Alec Wills

Personal information
- Full name: Alec Percy Stanley Wills
- Born: 11 March 1911 Trincomalee, Eastern Province, British Ceylon
- Died: 7 November 1941 (aged 30) Kallang, Singapore
- Batting: Right-handed
- Bowling: Unknown

Career statistics
| Competition | First-class |
| Matches | 1 |
| Runs scored | 3 |
| Batting average | – |
| 100s/50s | 0/0 |
| Top score | 3* |
| Balls bowled | 48 |
| Wickets | 0 |
| Bowling average | – |
| 5 wickets in innings | 0 |
| 10 wickets in match | 0 |
| Best bowling | – |
| Catches/stumpings | 0/– |
- Source: Cricinfo, 2 March 2019

= Alec Wills =

English cricketer and Royal Air Force officer

Alec Percy Stanley Wills (11 March 1911 – 7 November 1941) was an English first-class cricketer and Royal Air Force officer. Enlisting in the Royal Air Force from Haileybury in 1932, Wills played first-class cricket for the Combined Services cricket team, before being posted to Malaya in the Second World War, where he was killed in a plane accident in November 1941.
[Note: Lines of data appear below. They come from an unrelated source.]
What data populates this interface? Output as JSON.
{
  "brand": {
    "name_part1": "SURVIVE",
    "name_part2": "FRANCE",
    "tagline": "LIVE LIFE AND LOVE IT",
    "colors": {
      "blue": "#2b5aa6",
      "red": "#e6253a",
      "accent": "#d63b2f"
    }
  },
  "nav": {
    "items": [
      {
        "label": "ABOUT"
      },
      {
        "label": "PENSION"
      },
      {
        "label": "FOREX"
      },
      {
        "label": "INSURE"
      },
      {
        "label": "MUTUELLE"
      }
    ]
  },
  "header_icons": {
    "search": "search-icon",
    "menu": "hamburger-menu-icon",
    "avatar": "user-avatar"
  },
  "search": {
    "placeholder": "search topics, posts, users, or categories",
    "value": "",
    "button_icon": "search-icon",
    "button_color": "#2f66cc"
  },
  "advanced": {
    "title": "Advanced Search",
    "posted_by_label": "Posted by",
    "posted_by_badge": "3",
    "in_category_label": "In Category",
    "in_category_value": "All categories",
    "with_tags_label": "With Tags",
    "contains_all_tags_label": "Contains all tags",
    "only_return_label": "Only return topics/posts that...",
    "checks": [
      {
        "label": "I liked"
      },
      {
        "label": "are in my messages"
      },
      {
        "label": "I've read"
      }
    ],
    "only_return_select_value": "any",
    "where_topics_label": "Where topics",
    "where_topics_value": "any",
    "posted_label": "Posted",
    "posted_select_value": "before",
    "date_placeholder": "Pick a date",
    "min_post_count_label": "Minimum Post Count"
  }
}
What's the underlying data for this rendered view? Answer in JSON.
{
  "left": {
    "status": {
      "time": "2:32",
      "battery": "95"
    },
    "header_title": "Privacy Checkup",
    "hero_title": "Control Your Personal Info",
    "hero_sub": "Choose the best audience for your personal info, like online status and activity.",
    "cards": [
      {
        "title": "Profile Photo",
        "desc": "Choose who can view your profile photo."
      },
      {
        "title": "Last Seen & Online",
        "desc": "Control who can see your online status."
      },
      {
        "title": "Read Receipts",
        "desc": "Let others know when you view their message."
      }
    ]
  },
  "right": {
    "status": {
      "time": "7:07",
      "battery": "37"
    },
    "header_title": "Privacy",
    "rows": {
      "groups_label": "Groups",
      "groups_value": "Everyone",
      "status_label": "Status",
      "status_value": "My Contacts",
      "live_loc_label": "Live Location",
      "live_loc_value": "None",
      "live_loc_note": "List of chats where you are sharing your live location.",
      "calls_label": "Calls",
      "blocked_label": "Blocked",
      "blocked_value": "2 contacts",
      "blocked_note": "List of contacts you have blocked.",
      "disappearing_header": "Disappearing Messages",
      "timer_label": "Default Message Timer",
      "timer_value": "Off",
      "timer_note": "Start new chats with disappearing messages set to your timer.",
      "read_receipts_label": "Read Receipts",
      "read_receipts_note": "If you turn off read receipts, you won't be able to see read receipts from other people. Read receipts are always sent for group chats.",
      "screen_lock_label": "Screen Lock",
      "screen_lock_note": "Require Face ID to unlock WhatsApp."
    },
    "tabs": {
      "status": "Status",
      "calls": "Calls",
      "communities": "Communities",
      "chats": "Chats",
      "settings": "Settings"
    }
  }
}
==Life and military career==
Born at Trincomalee in British Ceylon, Wills was educated in England at Haileybury. After leaving Haileybury, Wills was commissioned into the Royal Air Force as a pilot officer in January 1932, with confirmation in the rank in December 1932. He was promoted to the rank of flying officer in July 1933. Three years later, in July 1936, Wills was promoted to the rank of flight lieutenant. He played cricket for the Royal Air Force cricket team in 1936, in a minor match against the Royal Navy at Lord's, with Wills excelling in the match with a half century and bowling figures of 6 for 71. He featured again for the Royal Air Force in a minor match against the Army, taking 5 for 60 in the Army's first-innings. He made one appearance in first-class cricket for the Combined Services cricket team against the touring New Zealanders in 1937 at Portsmouth. Batting once during the match, he ended the Combined Services first-innings unbeaten on 3, while across both of the New Zealanders innings' he bowled a total of eight overs, conceding 36 runs.

At the outbreak of the Second World War, he was posted to British Malaya as a pilot instructor. Wills was killed in an accident on 7 November 1941, when the Tiger Moth he was flying was hit from behind by a landing Buffalo of 243 Squadron at Kallang. He was buried at Kranji War Cemetery.